Look, I pray you, at the case of my unfortunate friend Ponto, a good-natured, kindly English gentleman — not over-wise, but quite passable — fond of port-wine, of his family, of country sports and agriculture, hospitably minded, with as pretty a little patrimonial country-house as heart can desire, and a thousand pounds a year. It is not much; but, ENTRE NOUS, people can live for less, and not uncomfortably.
For instance, there is the doctor, whom Mrs. P. does not condescend to visit: that man educates a mirific family, and is loved by the poor for miles round: and gives them port-wine for physic and medicine, gratis. And how those people can get on with their pittance, as Mrs. Ponto says, is a wonder to HER.
Again, there is the clergyman, Doctor Chrysostom — Mrs. P. says they quarrelled about Puseyism, but I am given to understand it was because Mrs. C. had the PAS of her at the Haws — you may see what the value of his living is any day in the ‘Clerical Guide;’ but you don’t know what he gives away.

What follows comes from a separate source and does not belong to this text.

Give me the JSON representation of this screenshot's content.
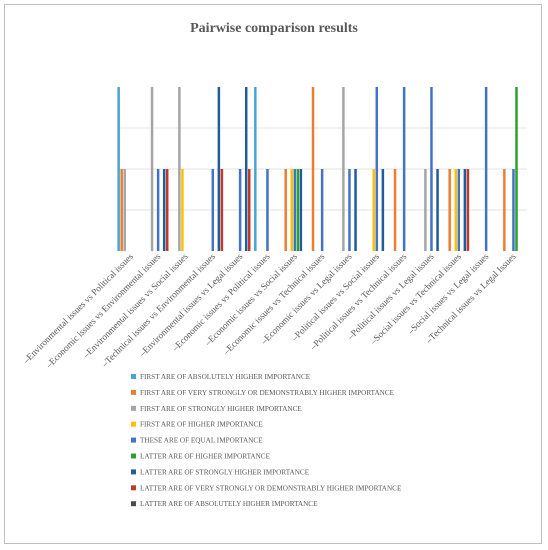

Even Pettipois allows that, in whose eyes the Doctor’s surplice is a scarlet abomination; and so does Pettipois do his duty in his way, and administer not only his tracts and his talk, but his money and his means to his people. As a lord’s son, by the way, Mrs. Ponto is uncommonly anxious that he should marry EITHER of the girls whom Lord Gules does not intend to choose.
Well, although Pon’s income would make up almost as much as that of these three worthies put together — oh, my dear Madam, see in what hopeless penury the poor fellow lives! What tenant can look to HIS forbearance? What poor man can hope for HIS charity? ‘Master’s the best of men,’ honest Stripes says, ‘and when we was in the ridgment a more free-handed chap didn’t live. But the way in which Missus DU scryou, I wonder the young ladies is alive, that I du!’
They live upon a fine governess and fine masters, and have clothes made by Lady Carabas’s own milliner; and their brother rides with earls to cover; and only the best people in the county visit at the Evergreens, and Mrs. Ponto thinks herself a paragon of wives and mothers, and a wonder of the world, for doing all this misery and humbug, and snobbishness, on a thousand a year.
What an inexpressible comfort it was, my dear Madam, when Stripes put my portmanteau in the four-wheeled chaise, and (poor P on being touched with sciatica) drove me over to ‘Carabas Arms’ at Guttlebury, where we took leave. There were some bagmen there in the Commercial Room, and one talked about the house he represented; and another about his dinner, and a third about the Inns on the road, and so forth — a talk, not very wise, but honest and to the purpose — about as good as that of the country gentlemen: and oh, how much pleasanter than listening to Miss Wirt’s show-pieces on the piano, and Mrs. Ponto’s genteel cackle about the fashion and the county families!